Without stopping, the Ant replied, "To our ant hill. This is the third kernel I've delivered today."
"Why not come and sing with me," said the Grasshopper, "instead of working so hard?"
"I am helping to store food for the winter," said the Ant, "and think you should do the same."
"Why bother about winter?" said the Grasshopper; "we have plenty of food right now."
But the Ant went on its way and continued its work.
The weather soon turned cold. All the food lying in the field was covered with a thick white blanket of snow that even the grasshopper could not dig through. Soon the Grasshopper found itself dying of hunger.
He staggered to the ants' hill and saw them handing out corn from the stores they had collected in the summer.
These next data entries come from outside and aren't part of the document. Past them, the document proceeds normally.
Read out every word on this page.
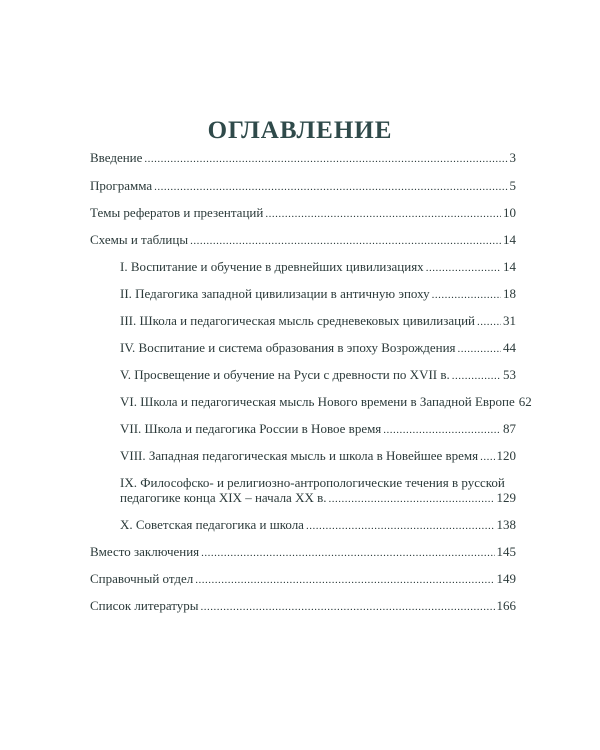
ОГЛАВЛЕНИЕ
Введение .....	3
Программа .....	5
Темы рефератов и презентаций .....	10
Схемы и таблицы .....	14
I. Воспитание и обучение в древнейших цивилизациях .....	14
II. Педагогика западной цивилизации в античную эпоху .....	18
III. Школа и педагогическая мысль средневековых цивилизаций ..... 31
IV. Воспитание и система образования в эпоху Возрождения .....	44
V. Просвещение и обучение на Руси с древности по XVII в. .....	53
VI. Школа и педагогическая мысль Нового времени в Западной Европе 62
VII. Школа и педагогика России в Новое время .....	87
VIII. Западная педагогическая мысль и школа в Новейшее время ..... 120
IX. Философско- и религиозно-антропологические течения в русской
педагогике конца XIX – начала XX в. .....	129
X. Советская педагогика и школа .....	138
Вместо заключения .....	145
Справочный отдел .....	149
Список литературы .....	166
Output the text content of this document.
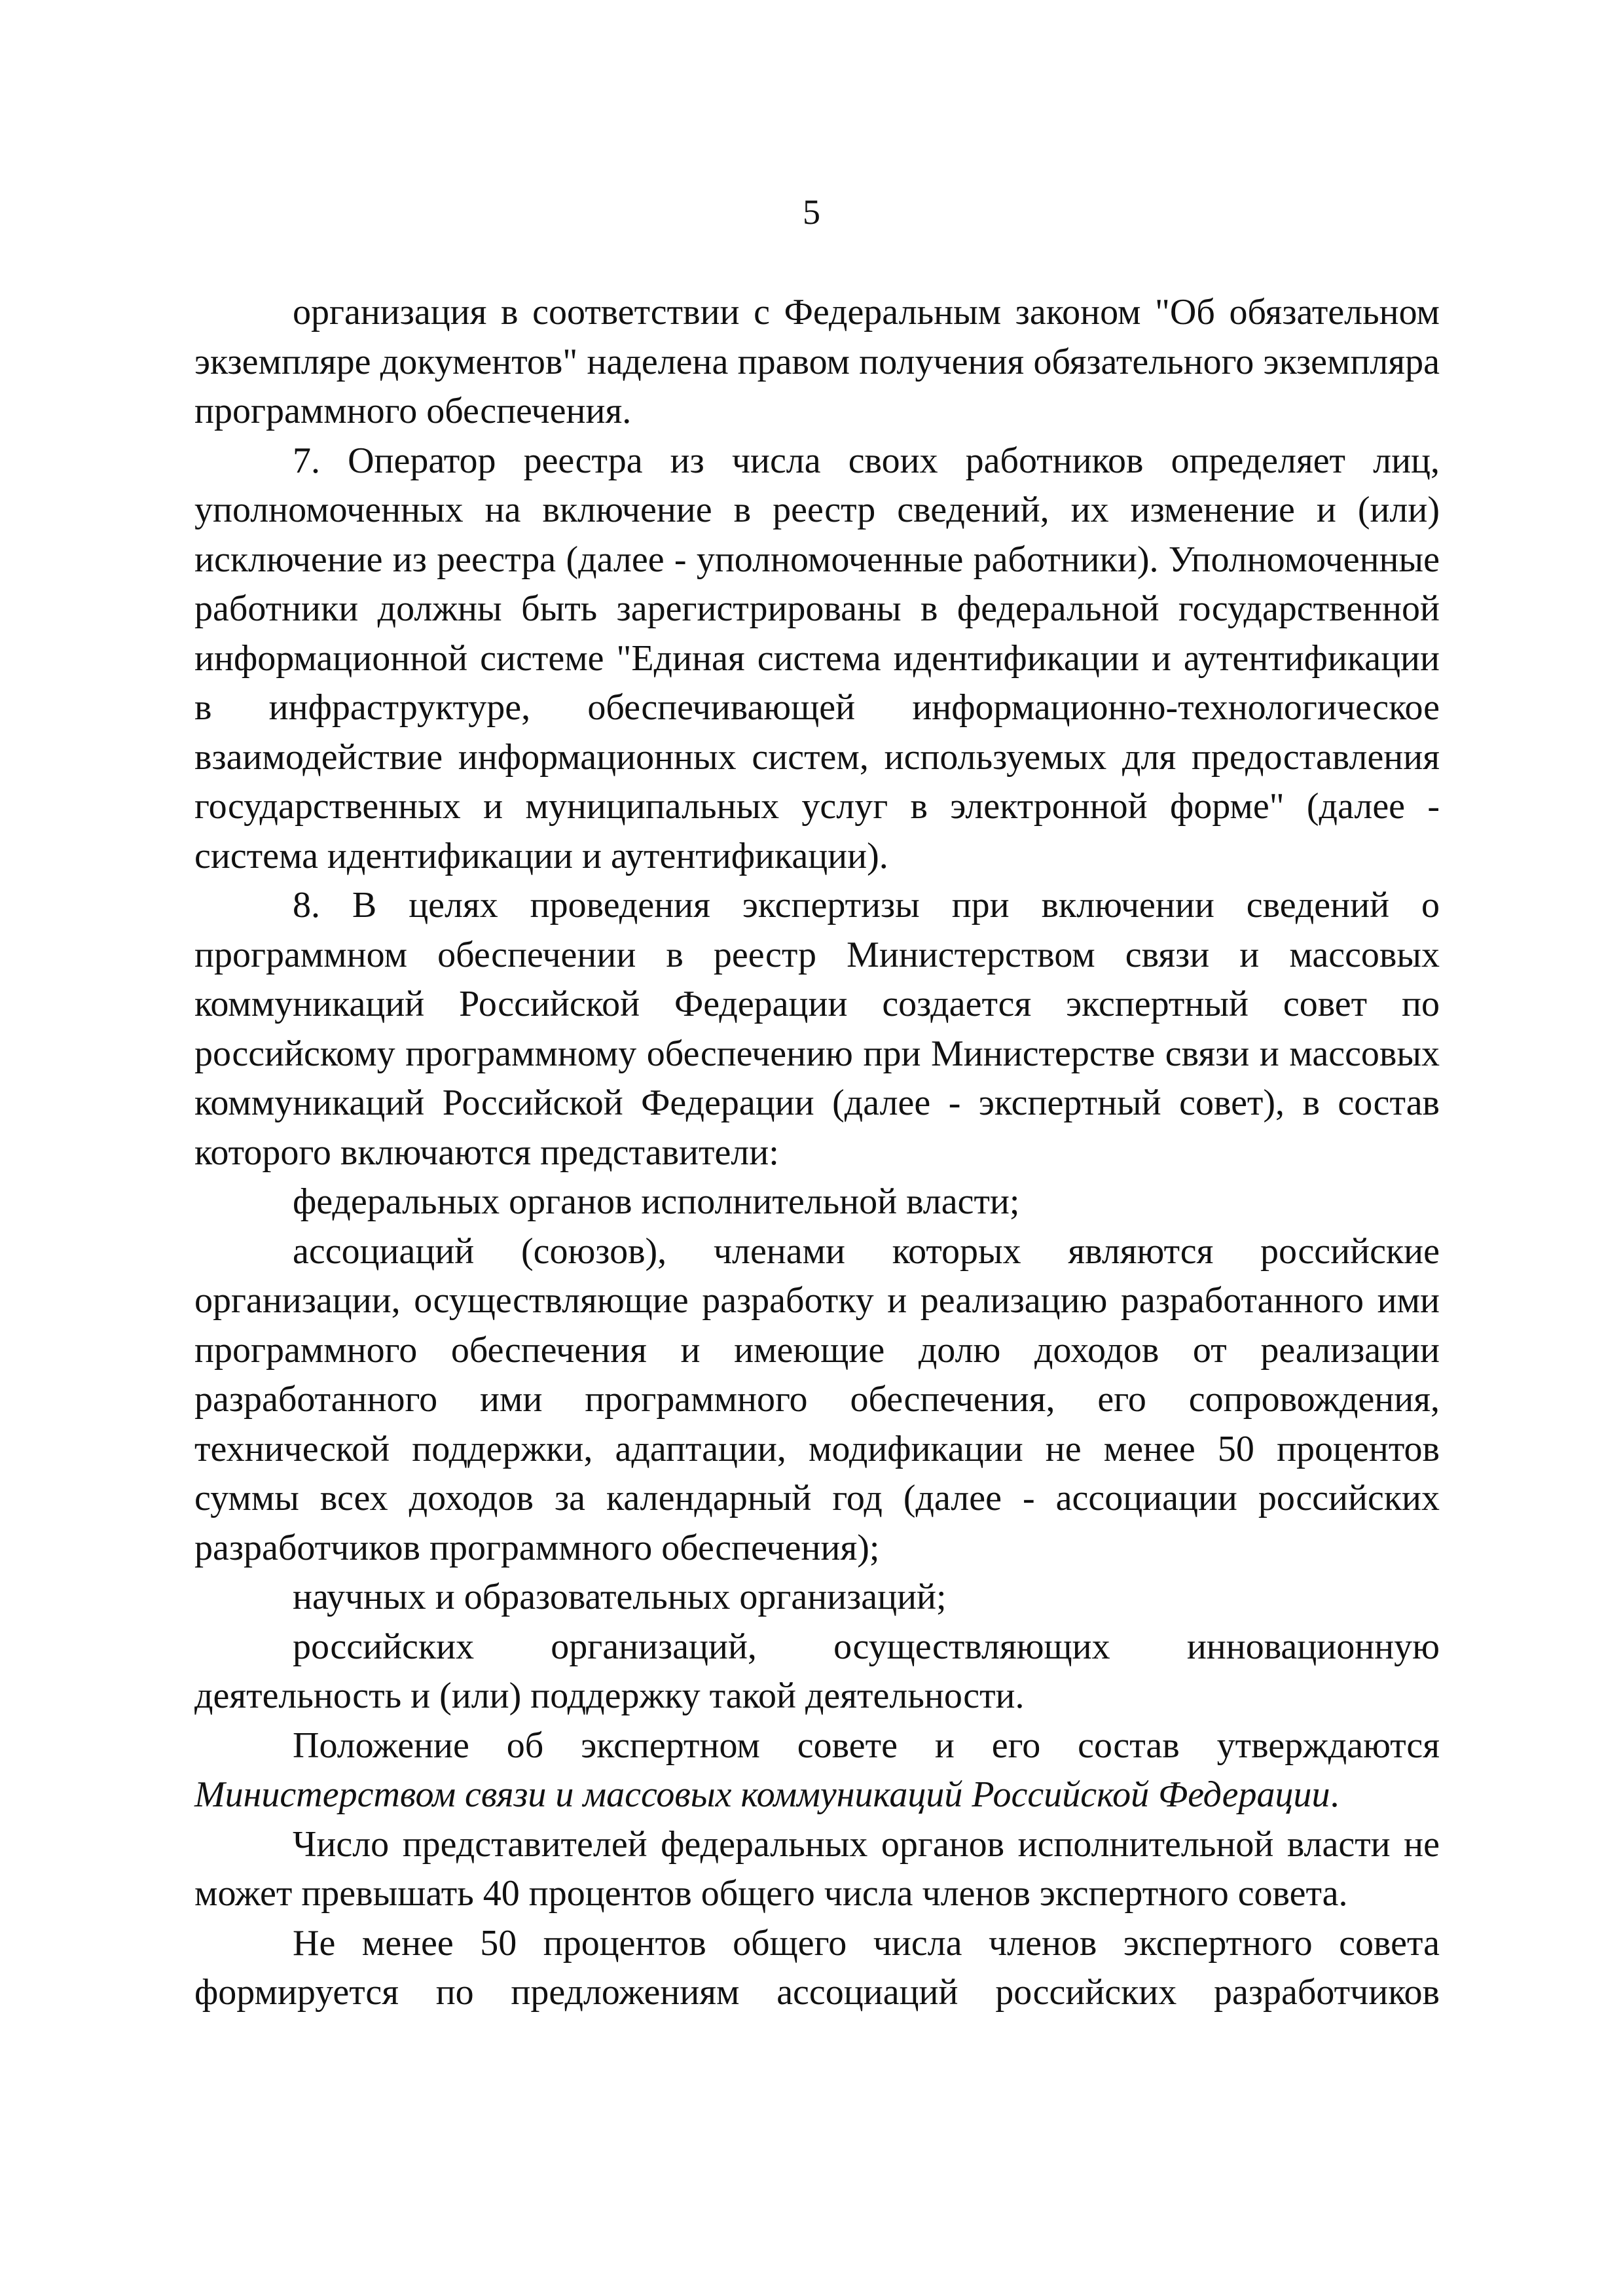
5

организация в соответствии с Федеральным законом "Об обязательном экземпляре документов" наделена правом получения обязательного экземпляра программного обеспечения.

7. Оператор реестра из числа своих работников определяет лиц, уполномоченных на включение в реестр сведений, их изменение и (или) исключение из реестра (далее - уполномоченные работники). Уполномоченные работники должны быть зарегистрированы в федеральной государственной информационной системе "Единая система идентификации и аутентификации в инфраструктуре, обеспечивающей информационно-технологическое взаимодействие информационных систем, используемых для предоставления государственных и муниципальных услуг в электронной форме" (далее - система идентификации и аутентификации).

8. В целях проведения экспертизы при включении сведений о программном обеспечении в реестр Министерством связи и массовых коммуникаций Российской Федерации создается экспертный совет по российскому программному обеспечению при Министерстве связи и массовых коммуникаций Российской Федерации (далее - экспертный совет), в состав которого включаются представители:

федеральных органов исполнительной власти;

ассоциаций (союзов), членами которых являются российские организации, осуществляющие разработку и реализацию разработанного ими программного обеспечения и имеющие долю доходов от реализации разработанного ими программного обеспечения, его сопровождения, технической поддержки, адаптации, модификации не менее 50 процентов суммы всех доходов за календарный год (далее - ассоциации российских разработчиков программного обеспечения);

научных и образовательных организаций;

российских организаций, осуществляющих инновационную деятельность и (или) поддержку такой деятельности.

Положение об экспертном совете и его состав утверждаются Министерством связи и массовых коммуникаций Российской Федерации.

Число представителей федеральных органов исполнительной власти не может превышать 40 процентов общего числа членов экспертного совета.

Не менее 50 процентов общего числа членов экспертного совета формируется по предложениям ассоциаций российских разработчиков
Then the Grasshopper knew:
It is best to prepare for the days of necessity.
By ignoring the good men, the ant in this story and instead squandering your prime years to the bad boys and thugs, your acting like the grasshopper in the story and in case you don’t already know, winter has an awful habit of coming in VERY fast when you not thinking about or keep putting it off. And when you find yourself in a job you hate, bitter and with nothing but a cat to come home to and when you see us good men, living the life of our dreams, the same men you brushed off years earlier, you will then know that you that what you did was wrong but there will NO going back, you made your choice and now you most live with it…. To the end, NO ONE is going to rescue you, not me or anyone!